There's a reason, just for example, why Jonathan Haslam titles his book about the origins of Russia's war against Ukraine Hubris and it's not much to do with Putin's hubris. Something that, to his credit, Guardian columnist Seamus Milne pointed out years ago in 2014, before The Guardian went all 'right-wing' in their support for Ukrainian nationalists and those plucky, democracy-loving Azov fighters.

[https://www.stopwar.org.uk/article/it-s-not-russia-that-s-pushed-ukraine-to-the-brink-of-war/]

Later on in Tisdall's tyrannical tirade, we get the usual lament about the demise of the 'rules-based order':

How may what remains of the international rules-based system be salvaged?

Yes, that tyrannical system of our rules, your order that has provoked so many illegal wars and CIA-backed coups over the last few decades and killed hundreds of thousands of civilians in far-off countries while providing record levels of profits for weapons manufacturers. That's definitely something worth salvaging if you don't happen to live in the countries the rules have been applied to or do own shares in weapons manufacturers.

Tisdall's masterstroke is his clever reference to that English historical period, the interregnum:

Polls show Trump losing the middle-of-the-roaders whose votes ended the Biden interregnum.

Ha! The Biden interregnum.

If only Biden - the self-confessed 'Irishman' - were Cromwell instead of a demented democrat. Then maybe the restoration (of Trump - geddit?) would never have happened, mainly because his head would have been chopped off first time around.

But Biden was not Cromwell. He couldn't even get up the aircraft steps, let alone personally lead an army that won the English civil war and smashed Catholic Ireland along the way.

If Biden had been the lead regicide in England at the time, the country would still be ruled by an absolutist monarchy.

After another lament about how the mainstream media has been rejected for peddling agendised, fake news stuffed with wokery and backed by ridiculous AI fact-checkers who never apologise for their own 'mistakes', we get this:

Of all the tools in the tyrant-toppling toolbox, none are so potentially decisive as those supplied by Trump’s own stupidity.
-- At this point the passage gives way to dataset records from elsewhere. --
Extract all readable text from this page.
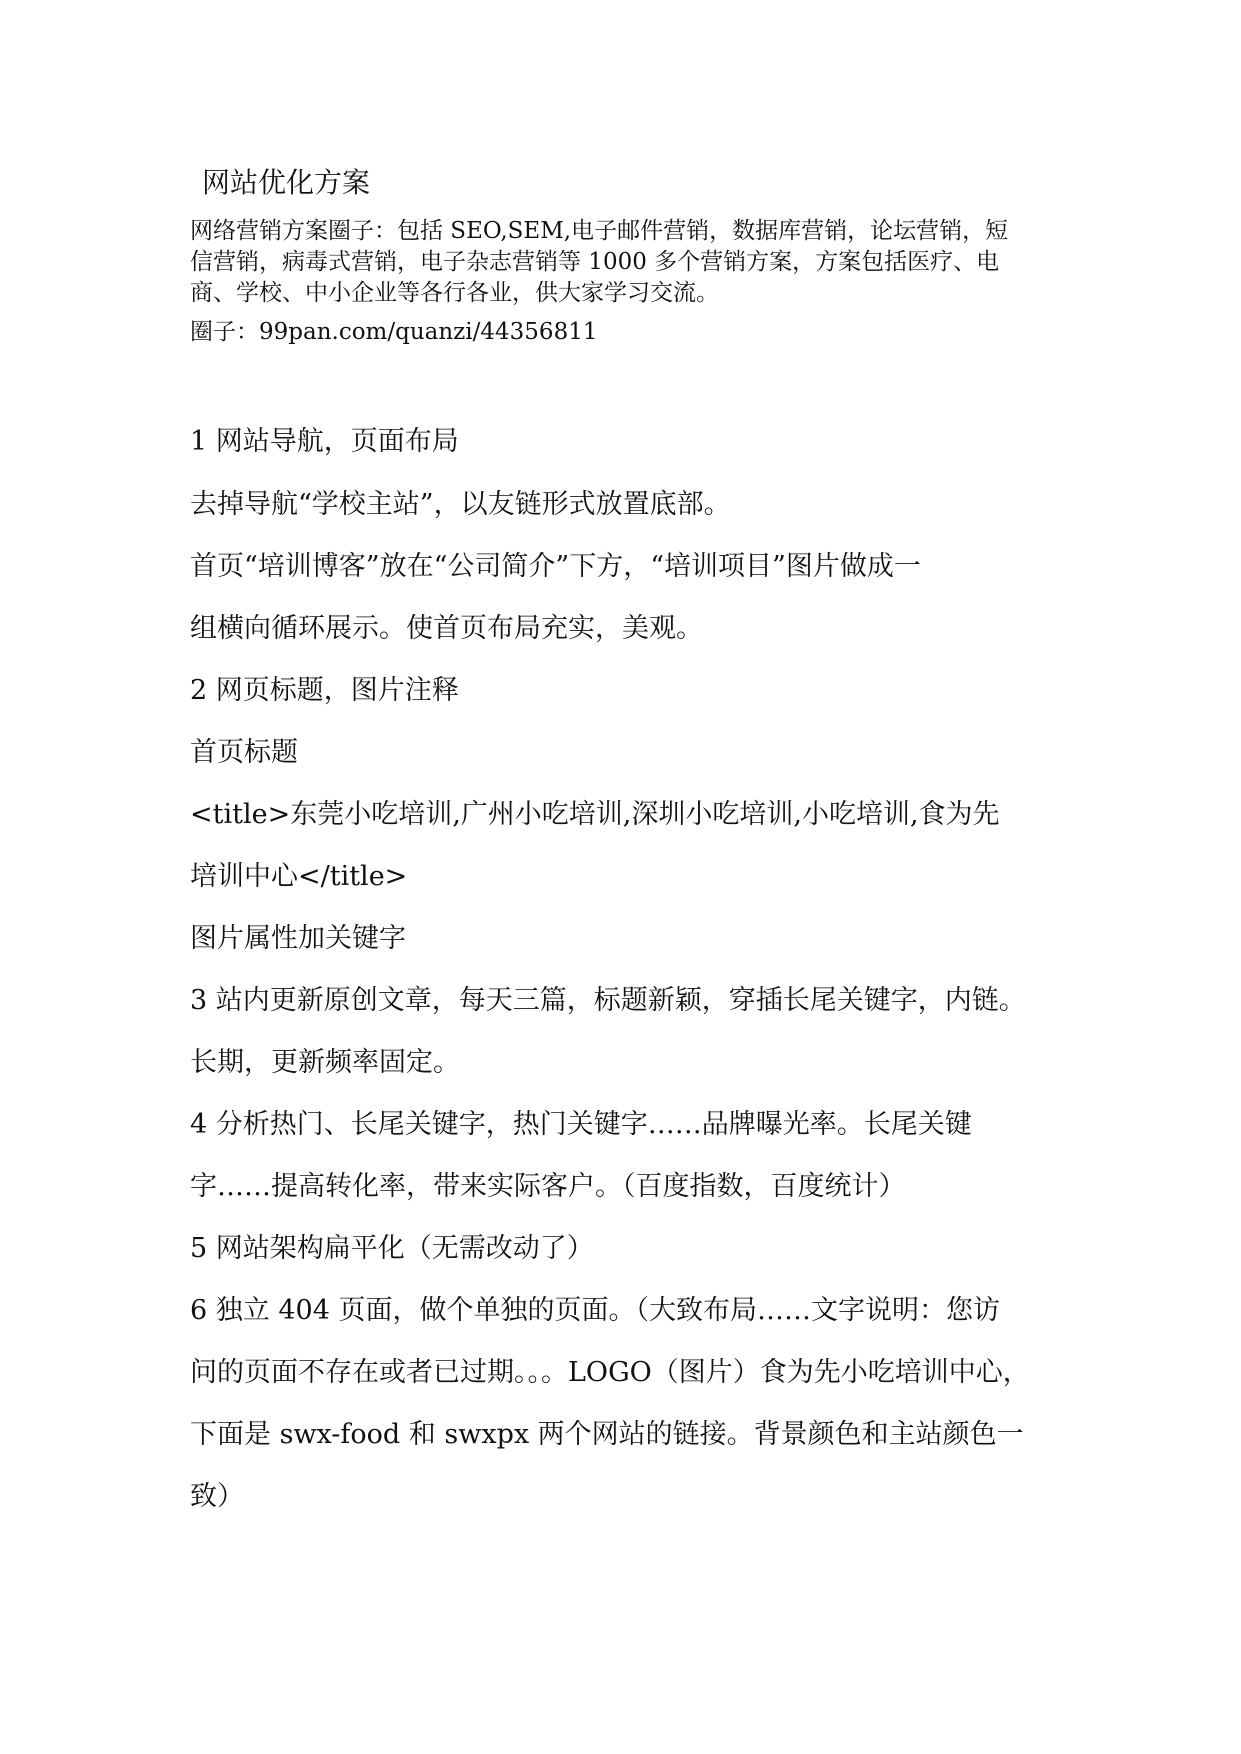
网站优化方案
网络营销方案圈子：包括 SEO,SEM,电子邮件营销，数据库营销，论坛营销，短
信营销，病毒式营销，电子杂志营销等 1000 多个营销方案，方案包括医疗、电
商、学校、中小企业等各行各业，供大家学习交流。
圈子：99pan.com/quanzi/44356811
1 网站导航，页面布局
去掉导航“学校主站”，以友链形式放置底部。
首页“培训博客”放在“公司简介”下方，“培训项目”图片做成一
组横向循环展示。使首页布局充实，美观。
2 网页标题，图片注释
首页标题
<title>东莞小吃培训,广州小吃培训,深圳小吃培训,小吃培训,食为先
培训中心</title>
图片属性加关键字
3 站内更新原创文章，每天三篇，标题新颖，穿插长尾关键字，内链。
长期，更新频率固定。
4 分析热门、长尾关键字，热门关键字……品牌曝光率。长尾关键
字……提高转化率，带来实际客户。（百度指数，百度统计）
5 网站架构扁平化（无需改动了）
6 独立 404 页面，做个单独的页面。（大致布局……文字说明：您访
问的页面不存在或者已过期。。。LOGO（图片）食为先小吃培训中心，
下面是 swx-food 和 swxpx 两个网站的链接。背景颜色和主站颜色一
致）
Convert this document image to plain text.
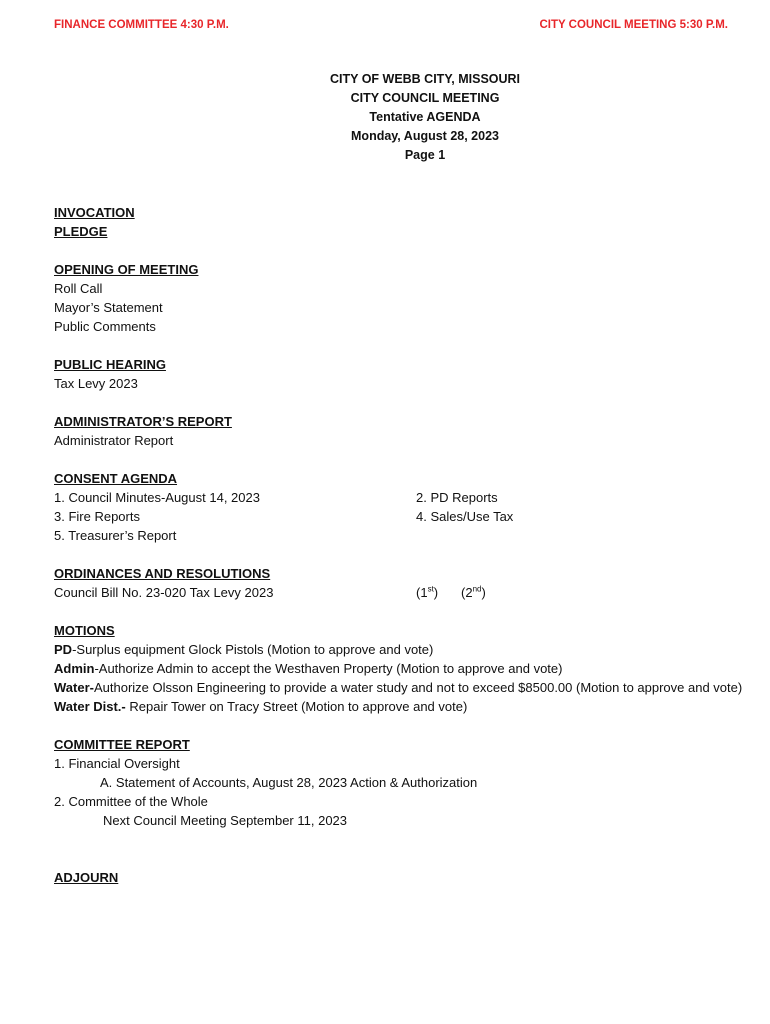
FINANCE COMMITTEE 4:30 P.M.	CITY COUNCIL MEETING 5:30 P.M.
CITY OF WEBB CITY, MISSOURI
CITY COUNCIL MEETING
Tentative AGENDA
Monday, August 28, 2023
Page 1
INVOCATION
PLEDGE
OPENING OF MEETING
Roll Call
Mayor’s Statement
Public Comments
PUBLIC HEARING
Tax Levy 2023
ADMINISTRATOR’S REPORT
Administrator Report
CONSENT AGENDA
1. Council Minutes-August 14, 2023	2. PD Reports
3. Fire Reports	4. Sales/Use Tax
5. Treasurer’s Report
ORDINANCES AND RESOLUTIONS
Council Bill No. 23-020 Tax Levy 2023	(1st) (2nd)
MOTIONS
PD-Surplus equipment Glock Pistols (Motion to approve and vote)
Admin-Authorize Admin to accept the Westhaven Property (Motion to approve and vote)
Water-Authorize Olsson Engineering to provide a water study and not to exceed $8500.00 (Motion to approve and vote)
Water Dist.- Repair Tower on Tracy Street (Motion to approve and vote)
COMMITTEE REPORT
1. Financial Oversight
A. Statement of Accounts, August 28, 2023 Action & Authorization
2. Committee of the Whole
Next Council Meeting September 11, 2023
ADJOURN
Most people understand how worthless a surrender monkey “peace deal” is that rewards Putin and betrays Ukraine. Does Trump seriously believe his support for mass murder in Gaza, threats to Iran and reckless bombing of Iran will end the Middle East conflict and win him a Nobel peace prize?

Most people fail understand how provoking a right-wing, neo-Nazi backed coup in Ukraine that actually toppled a democratically elected government is OK, but occupying the US Capitol and 'right-wing' protests against immigration in the UK is not and everyone involved deserves long jail sentences.

Maybe the 'most people' that Tisdall refers to long for the return of torchlit parades, Hitler salutes at holocaust memorials, linguistic and cultural crackdowns and the persecution of 'undesirables' and those pesky 'deplorables' who don't vote for the correct candidate - but I seriously doubt it.

Anyway, tyrant or not, stupid or not, Trump may yet get his peace prize.

Obama got a Nobel Peace prize before he achieved anything and look what he achieved as a result of becoming a prize-winning peacemaker: A lucrative book deal for him and his wife.